Extrañamente, el país es poco sensible a las víctimas políticas o las que representan un mal colectivo. Puede que no nos guste la guerra de Iraq, pero los que están (estaban) allí son soldados salidos de nuestros hogares, hijos de nuestras mujeres, hermanos de nuestros vecinos, que por una decisión equivocada o no de nuestro gobierno están en el fin del mundo jugándose la vida en nombre de nuestro estado, o sea, de nosotros. No fuimos capaces como sociedad de generar mecanismos de apoyo moral a nuestros soldados. Sólo hubo protestas masivas, pero ni una palabra para los que estaban allí. Nosotros no somos una cultura que fríamente digamos "es su trabajo", pero...

Con los muertos y heridos de ETA pasa lo mismo. Somos capaces de ir a manifestaciones, pintarnos las manos de blanco, emocionarnos con la entereza de Irene Villa (nadie ha podido olvidar a esta criatura segada en plena adolescencia) pero (me incluyo) no hemos sido capaces de desarrollar un movimiento social de apoyo sostenido y real a los afectados, sobre todo de reconocimiento público. A veces, arropar es más que cualquier otra cosa. A veces, pararse simplemente en una calle de Mondragón y darle la mano a la concejala del PSOE amenazada y escoltada puede ser mucho más que cualquier dinero, cualquier acto. Digo del PSOE porque es a la que yo he visto físicamente. La prueba de este abandono emocional es la reiteración con la que solemos hablar de ello. También hemos sido incapaces de separarlo de la lucha, no política, sino partidista. Hace algunas semanas publicaba aquí las circunstancias del estreno de Trece entre Mil y el poquito, poquito, relumbrón que las instituciones públicas y la prensa concedieron a un acto y un producto audiovisual tan especial, tan poco partidista (bueno, sí, del partido de las víctimas sin mirar su carné).

Y ahora tenemos a las víctimas del 11-M. Un servidor esta vez sí pudo hacer algo: no lo contaré ni presumiré, pero me dio acceso a ciertos pequeños fenónemos. Mucha gente quiso cooperar en muchas cosas. Una noche, en un cine de la Gran Vía, se estrenó un largometraje compuesto de pequeñas piezas que se llamaba Madrid 11-M: Todos Íbamos en ese Tren. La película le gustó a los afectados por el tratamiento ausente de amarillismo del fenómeno y sus víctimas. La entrada era gratis, el cine inmenso, más de mil personas cabían allá.
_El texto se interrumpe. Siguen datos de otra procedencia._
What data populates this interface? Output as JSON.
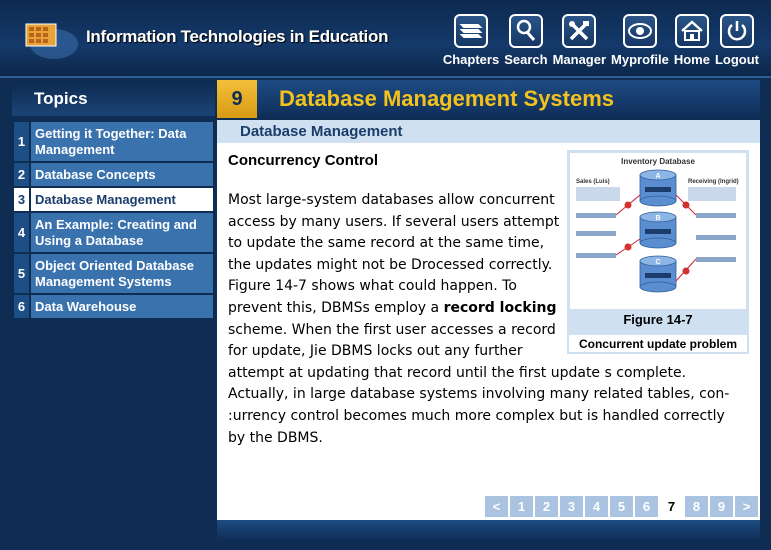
{
  "header": {
    "title": "Information Technologies in Education",
    "nav": [
      {
        "label": "Chapters",
        "icon": "chapters-icon"
      },
      {
        "label": "Search",
        "icon": "search-icon"
      },
      {
        "label": "Manager",
        "icon": "tools-icon"
      },
      {
        "label": "Myprofile",
        "icon": "eye-icon"
      },
      {
        "label": "Home",
        "icon": "home-icon"
      },
      {
        "label": "Logout",
        "icon": "power-icon"
      }
    ]
  },
  "sidebar": {
    "title": "Topics",
    "items": [
      {
        "num": "1",
        "label": "Getting it Together: Data Management"
      },
      {
        "num": "2",
        "label": "Database Concepts"
      },
      {
        "num": "3",
        "label": "Database Management"
      },
      {
        "num": "4",
        "label": "An Example: Creating and Using a Database"
      },
      {
        "num": "5",
        "label": "Object Oriented Database Management Systems"
      },
      {
        "num": "6",
        "label": "Data Warehouse"
      }
    ],
    "active_index": 2
  },
  "chapter": {
    "number": "9",
    "title": "Database Management Systems"
  },
  "section": {
    "title": "Database Management",
    "subhead": "Concurrency Control"
  },
  "figure": {
    "image_title": "Inventory Database",
    "title": "Figure 14-7",
    "caption": "Concurrent update problem",
    "labels": {
      "a": "A",
      "b": "B",
      "c": "C",
      "left": "Sales (Luis)",
      "right": "Receiving (Ingrid)"
    }
  },
  "body": {
    "lines": [
      "Most large-system databases allow concurrent",
      "access by many users. If several users attempt",
      "to update the same record at the same time,",
      "the updates might not be Drocessed correctly.",
      "Figure 14-7 shows what could happen. To",
      "prevent this, DBMSs employ a ",
      "record locking",
      "scheme. When the first user accesses a record",
      "for update, Jie DBMS locks out any further",
      "attempt at updating that record until the first update s complete.",
      "Actually, in large database systems involving many related tables, con-",
      ":urrency control becomes much more complex but is handled correctly",
      "by the DBMS."
    ]
  },
  "pager": {
    "prev": "<",
    "next": ">",
    "pages": [
      "1",
      "2",
      "3",
      "4",
      "5",
      "6",
      "7",
      "8",
      "9"
    ],
    "current": "7"
  },
  "colors": {
    "background": "#0f2d52",
    "accent": "#f4c21d",
    "sidebar_item": "#3a72ad",
    "section_bar": "#cfe0f1"
  }
}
A la salida se habilitaron unas urnas para donaciones y unas mesas para vender libros con las fichas de las piezas de la película. ¿Saben cuanto se recaudó? Poco más de ochocientos euros. Estaban advertidos en el acto de apertura de que las urnas estaban, pero la gente ni siquiera dejó el importe de una entrada de cine normal. Parece, y no se trata de acusar, que cuando las cosas son anónimas, a todo el mundo le cuestan más. Los generosos españoles puede que sean así de contradictorios cuando su ayuda ha de ser discreta.

Ricardo Royo-Villanova me remite una nota (él trabaja en el Ayuntamiento de Rivas) en la que me pide que divulge la inicitativa de su Ayuntamiento de entregar una pequeña pero probablemente significativa subvención para la asociación de víctimas del 11-M. Pilar Manjón declara que gracias a ella podrán apoderar a los abogados en sus causas judiciales. Pero bueno, ¿no hay notarios que donen el coste de las escrituras? ¿los mejores despachos del país no se pegan por representar gratuitamente a estos desgraciados que son vecinos nuestros?. En fin, lo mismo estoy siendo fácil, me falta información y soy injusto, pero la sensación de que colectivamente no somos gente que sepa estar a las duras no me la quita nadie. Juzguen y júzguenme ustedes.